Fußball - Landesliga Tura will wieder gewinnen

MARIO HERB 20.04.2013
Der Tura peilt in Schluchtern nach zwei sieglosen Spielen wieder einen Sieg an. Waiblingen kämpft gegen den Abstieg und empfängt Hollenbach.

Der TURA Untermünkheim gastiert am Sonntag beim SV Schluchtern und damit bei einer Mannschaft, die zurzeit einen richtigen Lauf hat. Mit zuletzt vier gewonnenen Spielen am Stück kämpfte sich der SV durch die Abstiegsränge und steht nun beeindruckend auf dem elften Tabellenplatz der Landesliga. Kaum zu glauben, dass die selbe Elf nach 15 Spielen in der Vorrunde noch Letzter der Landesliga war. Nicht nur deshalb wird es für den Verbandsligaabsteiger aus Untermünkheim eine schwere Aufgabe. Da die beiden letzten Spiele leichtsinnig hergegeben wurden und man zweimal als Verlierer vom Platz schlich, folgte der kleine Fall auf Platz vier, was aber nicht wirklich eine Gefahr darstellt, da man nach wie vor einen Vier-Punkte-Vorsprung auf Rutesheim besitzt und in der Tabellenspitze weiter mitspielt.

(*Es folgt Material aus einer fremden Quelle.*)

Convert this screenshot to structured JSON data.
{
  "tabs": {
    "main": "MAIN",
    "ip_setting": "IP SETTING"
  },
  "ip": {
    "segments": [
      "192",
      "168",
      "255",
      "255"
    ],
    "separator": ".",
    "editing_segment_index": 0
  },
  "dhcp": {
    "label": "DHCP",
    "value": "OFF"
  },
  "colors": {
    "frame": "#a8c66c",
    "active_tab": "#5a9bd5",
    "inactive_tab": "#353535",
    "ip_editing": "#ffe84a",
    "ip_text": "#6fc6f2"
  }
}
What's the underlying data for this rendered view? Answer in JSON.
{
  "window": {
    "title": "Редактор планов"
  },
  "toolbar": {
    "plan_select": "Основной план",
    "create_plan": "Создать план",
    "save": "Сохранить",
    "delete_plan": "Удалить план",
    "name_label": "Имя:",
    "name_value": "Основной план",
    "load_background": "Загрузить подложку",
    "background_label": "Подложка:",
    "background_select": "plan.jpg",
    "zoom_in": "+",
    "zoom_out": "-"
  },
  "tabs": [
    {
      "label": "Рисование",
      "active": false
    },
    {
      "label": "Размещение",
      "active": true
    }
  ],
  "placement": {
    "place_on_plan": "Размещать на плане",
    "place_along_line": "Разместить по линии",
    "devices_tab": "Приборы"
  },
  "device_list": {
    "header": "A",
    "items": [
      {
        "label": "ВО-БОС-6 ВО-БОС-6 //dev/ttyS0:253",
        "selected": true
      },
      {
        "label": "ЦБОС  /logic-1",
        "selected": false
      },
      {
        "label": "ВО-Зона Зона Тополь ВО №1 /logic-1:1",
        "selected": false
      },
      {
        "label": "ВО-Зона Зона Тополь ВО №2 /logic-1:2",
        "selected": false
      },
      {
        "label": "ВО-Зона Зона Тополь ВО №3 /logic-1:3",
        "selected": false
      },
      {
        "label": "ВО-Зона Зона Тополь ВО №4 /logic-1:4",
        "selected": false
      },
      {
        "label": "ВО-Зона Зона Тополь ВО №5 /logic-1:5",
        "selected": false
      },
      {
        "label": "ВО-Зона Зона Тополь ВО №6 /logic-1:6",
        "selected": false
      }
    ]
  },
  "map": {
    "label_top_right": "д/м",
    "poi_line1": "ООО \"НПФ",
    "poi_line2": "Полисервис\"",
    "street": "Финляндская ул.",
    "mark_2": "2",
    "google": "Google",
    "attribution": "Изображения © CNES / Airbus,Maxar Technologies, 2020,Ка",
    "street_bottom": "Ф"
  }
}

Dank ihrer Auswärtsstärke mit sechs gewonnenen Partien dürfen sich die Anhänger der Tura trotz allem Hoffnungen machen, dass man nun wieder einen Sieg einfährt. Mit einem Auswärtserfolg wäre man endgültig im oberen Tabellendrittel etabliert und könne den Fokus vielleicht sogar auf die mögliche Vizemeisterschaft richten. Natürlich ist dafür auch ein Patzer der Tabellennachbarn Ludwigsburg und Löchgau, die beide gegen eine Mannschaft aus dem Keller antreten müssen, erforderlich.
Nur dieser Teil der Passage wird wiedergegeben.